2 Poems

Ae Hee Lee

 
 
Insomnia
 
 
Your parents practice a small exodus
after your birth. They tie
 
your feet
to a black dune, their fleecy wing
tips cover your eyes.
 
They offer their livers
and your liver to your neighbors
 
and God. Only he doesn’t take them.
Instead, he chooses to coo
loud lullabies every night
 
over your questions.
Taste it, taste it, he sings even now.
 
From the corner of your mouth
the essence of miracles dribbles
thick as oil.
 
 
 
 
 
 
 
Self-portrait as Portrait
 
 
who are you, little i
—e.e. cummings
 
 
you, i suspect
were made tentatively: exact
 
assemblage of organs, emotions—
complete with little
                 phantom limbs,
                                 phantom pains.
 
i mean, you were someone who cried
             when your korean was young, asked
your father not to call you an ingan         human
because saram         person
was the only word you knew.
 
every day you invite me to join you at the edge
of every edge, and i do, my ankles
                                frail for your touching,
 
       clumsy geese of three wings:
one for itself, one for the world,
                                                                  one for strangeness.
 
you call me inconvenient,
 
                 like all beautiful things are.
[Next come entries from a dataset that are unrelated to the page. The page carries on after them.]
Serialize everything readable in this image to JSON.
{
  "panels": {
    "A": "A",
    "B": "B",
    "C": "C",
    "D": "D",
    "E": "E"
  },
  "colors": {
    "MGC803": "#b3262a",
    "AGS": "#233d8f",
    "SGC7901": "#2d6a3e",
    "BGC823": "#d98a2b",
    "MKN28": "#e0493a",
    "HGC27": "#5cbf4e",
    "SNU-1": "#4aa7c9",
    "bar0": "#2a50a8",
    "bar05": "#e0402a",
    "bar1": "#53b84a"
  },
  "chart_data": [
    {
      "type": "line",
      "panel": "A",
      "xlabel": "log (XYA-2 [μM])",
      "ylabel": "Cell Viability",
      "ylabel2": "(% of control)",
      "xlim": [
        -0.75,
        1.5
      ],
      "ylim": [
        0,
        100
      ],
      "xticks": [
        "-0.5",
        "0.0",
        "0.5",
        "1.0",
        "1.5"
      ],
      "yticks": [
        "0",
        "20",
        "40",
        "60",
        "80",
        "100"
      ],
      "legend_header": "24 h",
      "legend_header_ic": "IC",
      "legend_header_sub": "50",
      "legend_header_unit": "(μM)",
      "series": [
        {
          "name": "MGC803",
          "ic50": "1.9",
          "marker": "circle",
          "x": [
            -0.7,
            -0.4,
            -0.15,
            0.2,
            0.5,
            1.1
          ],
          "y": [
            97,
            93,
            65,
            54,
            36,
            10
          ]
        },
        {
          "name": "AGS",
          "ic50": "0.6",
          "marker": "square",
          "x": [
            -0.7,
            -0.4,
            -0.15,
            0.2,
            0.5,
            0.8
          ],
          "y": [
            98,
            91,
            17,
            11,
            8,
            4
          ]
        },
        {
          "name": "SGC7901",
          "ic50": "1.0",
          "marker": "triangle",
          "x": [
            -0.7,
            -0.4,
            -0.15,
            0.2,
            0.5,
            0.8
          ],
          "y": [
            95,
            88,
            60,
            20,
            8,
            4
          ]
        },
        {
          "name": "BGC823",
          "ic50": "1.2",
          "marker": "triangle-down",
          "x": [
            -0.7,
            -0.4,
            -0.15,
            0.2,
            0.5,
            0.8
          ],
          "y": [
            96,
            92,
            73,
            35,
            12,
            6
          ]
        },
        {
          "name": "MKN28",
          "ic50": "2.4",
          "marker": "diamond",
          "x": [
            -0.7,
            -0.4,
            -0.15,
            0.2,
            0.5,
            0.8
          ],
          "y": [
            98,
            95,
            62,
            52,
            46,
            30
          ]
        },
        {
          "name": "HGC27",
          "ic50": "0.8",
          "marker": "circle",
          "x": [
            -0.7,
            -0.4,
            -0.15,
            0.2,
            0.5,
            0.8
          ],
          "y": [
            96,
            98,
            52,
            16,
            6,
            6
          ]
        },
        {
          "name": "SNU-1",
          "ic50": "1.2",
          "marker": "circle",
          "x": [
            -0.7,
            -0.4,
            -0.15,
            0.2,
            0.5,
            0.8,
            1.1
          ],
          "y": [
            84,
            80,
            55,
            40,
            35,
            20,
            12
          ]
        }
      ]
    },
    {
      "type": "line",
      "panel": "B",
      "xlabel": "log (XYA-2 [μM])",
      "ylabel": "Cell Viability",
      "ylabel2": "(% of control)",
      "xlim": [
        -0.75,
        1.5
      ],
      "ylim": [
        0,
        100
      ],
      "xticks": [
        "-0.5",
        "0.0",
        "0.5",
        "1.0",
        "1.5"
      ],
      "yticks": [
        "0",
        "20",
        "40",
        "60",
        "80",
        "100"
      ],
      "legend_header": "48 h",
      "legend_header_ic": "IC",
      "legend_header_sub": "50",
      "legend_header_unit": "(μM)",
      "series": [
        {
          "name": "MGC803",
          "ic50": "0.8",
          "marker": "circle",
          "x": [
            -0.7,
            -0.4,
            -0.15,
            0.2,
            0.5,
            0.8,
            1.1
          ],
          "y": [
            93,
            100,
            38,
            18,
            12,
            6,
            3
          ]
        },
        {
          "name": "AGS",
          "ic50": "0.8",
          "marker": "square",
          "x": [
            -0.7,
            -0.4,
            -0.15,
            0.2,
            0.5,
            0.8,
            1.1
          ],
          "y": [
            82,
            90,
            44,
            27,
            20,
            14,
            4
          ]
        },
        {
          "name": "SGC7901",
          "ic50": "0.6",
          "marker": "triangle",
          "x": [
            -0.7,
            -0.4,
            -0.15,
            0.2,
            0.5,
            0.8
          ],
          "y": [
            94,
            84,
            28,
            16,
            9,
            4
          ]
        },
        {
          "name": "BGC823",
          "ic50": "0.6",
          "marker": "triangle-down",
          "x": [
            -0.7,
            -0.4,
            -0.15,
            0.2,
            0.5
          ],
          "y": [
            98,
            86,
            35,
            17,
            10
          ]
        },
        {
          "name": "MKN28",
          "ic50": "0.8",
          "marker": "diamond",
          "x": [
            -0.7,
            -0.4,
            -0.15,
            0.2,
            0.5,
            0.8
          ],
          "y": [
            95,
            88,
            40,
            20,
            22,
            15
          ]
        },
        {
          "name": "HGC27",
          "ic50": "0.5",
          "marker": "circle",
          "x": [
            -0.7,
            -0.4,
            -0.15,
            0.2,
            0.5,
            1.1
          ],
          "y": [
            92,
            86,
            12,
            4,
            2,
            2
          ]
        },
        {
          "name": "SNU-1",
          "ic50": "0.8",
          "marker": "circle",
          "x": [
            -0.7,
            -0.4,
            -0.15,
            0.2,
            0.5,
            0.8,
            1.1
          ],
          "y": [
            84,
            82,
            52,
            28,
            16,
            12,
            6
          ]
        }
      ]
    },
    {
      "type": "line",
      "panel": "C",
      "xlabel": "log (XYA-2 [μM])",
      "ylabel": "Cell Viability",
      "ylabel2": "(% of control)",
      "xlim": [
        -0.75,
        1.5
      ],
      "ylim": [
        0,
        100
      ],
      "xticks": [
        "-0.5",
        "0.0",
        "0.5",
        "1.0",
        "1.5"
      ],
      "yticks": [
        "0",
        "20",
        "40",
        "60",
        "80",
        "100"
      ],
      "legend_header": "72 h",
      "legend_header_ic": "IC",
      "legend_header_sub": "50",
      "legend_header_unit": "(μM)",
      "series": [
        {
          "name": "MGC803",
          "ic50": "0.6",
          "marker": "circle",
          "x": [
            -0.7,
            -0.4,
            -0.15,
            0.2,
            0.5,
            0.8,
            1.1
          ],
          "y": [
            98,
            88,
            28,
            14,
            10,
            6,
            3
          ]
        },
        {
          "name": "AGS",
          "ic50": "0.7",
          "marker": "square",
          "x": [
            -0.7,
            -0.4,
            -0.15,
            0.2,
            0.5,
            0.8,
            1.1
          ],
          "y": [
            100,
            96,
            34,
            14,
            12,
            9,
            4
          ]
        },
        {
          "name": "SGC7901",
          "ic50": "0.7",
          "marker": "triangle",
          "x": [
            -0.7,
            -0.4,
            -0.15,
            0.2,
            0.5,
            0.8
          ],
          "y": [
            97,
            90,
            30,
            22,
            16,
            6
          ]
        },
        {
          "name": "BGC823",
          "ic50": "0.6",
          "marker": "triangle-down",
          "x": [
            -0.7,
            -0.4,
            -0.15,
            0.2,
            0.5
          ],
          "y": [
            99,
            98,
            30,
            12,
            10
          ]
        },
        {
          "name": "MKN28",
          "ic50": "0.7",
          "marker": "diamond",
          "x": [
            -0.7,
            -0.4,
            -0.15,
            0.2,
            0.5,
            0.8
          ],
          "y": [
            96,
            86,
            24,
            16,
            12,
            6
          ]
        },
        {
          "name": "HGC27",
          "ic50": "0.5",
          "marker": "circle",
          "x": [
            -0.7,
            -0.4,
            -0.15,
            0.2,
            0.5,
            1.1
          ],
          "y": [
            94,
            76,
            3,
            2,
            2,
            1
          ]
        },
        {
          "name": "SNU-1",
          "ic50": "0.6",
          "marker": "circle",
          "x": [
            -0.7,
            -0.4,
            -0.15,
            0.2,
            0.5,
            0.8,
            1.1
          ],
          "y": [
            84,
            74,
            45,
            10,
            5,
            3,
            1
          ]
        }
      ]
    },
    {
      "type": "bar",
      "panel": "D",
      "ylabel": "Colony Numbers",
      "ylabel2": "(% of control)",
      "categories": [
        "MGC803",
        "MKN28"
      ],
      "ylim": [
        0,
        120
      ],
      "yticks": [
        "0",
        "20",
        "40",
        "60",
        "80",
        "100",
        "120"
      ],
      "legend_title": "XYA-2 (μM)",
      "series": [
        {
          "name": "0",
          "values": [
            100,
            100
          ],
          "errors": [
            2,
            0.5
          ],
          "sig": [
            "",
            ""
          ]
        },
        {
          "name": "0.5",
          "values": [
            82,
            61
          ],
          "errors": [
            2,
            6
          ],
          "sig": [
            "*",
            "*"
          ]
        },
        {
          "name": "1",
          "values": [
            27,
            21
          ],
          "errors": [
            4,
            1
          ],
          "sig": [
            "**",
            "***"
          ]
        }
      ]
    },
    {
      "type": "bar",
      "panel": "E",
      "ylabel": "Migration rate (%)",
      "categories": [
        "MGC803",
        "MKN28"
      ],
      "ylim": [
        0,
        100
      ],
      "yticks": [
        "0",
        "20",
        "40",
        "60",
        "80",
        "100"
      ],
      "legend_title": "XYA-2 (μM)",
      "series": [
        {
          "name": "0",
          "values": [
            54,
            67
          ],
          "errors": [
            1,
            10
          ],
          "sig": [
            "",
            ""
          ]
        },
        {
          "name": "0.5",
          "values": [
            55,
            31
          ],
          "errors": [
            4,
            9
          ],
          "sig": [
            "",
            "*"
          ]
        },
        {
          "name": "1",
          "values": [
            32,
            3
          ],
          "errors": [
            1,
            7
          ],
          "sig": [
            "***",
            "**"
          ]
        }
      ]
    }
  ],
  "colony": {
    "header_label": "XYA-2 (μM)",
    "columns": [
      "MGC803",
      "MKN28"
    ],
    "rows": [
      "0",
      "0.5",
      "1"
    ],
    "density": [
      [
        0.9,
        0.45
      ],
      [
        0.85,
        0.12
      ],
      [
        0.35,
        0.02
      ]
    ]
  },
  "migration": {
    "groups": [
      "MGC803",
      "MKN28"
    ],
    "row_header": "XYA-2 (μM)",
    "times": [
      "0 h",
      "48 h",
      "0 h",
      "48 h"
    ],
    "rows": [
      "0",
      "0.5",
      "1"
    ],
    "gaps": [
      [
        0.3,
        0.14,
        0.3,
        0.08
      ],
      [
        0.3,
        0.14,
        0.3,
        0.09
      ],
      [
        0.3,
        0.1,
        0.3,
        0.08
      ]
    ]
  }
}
                 and i see you
 
headless,
the entirety of the sky as your face
 
 
 
 
 
 
 
Born in South Korea and raised in Peru, AE HEE LEE received her MFA from the University of Notre Dame and is a PhD candidate in Literature and Creative Writing at the University of Wisconsin-Milwaukee. Her poetry has been published or is forthcoming at the Georgia Review, New England Review, Southeast Review, Poetry Magazine, and elsewhere. She is the author of Dear Bear, (Platypus Press, 2021) and Bedtime || Riverbed (CompoundPress, 2017).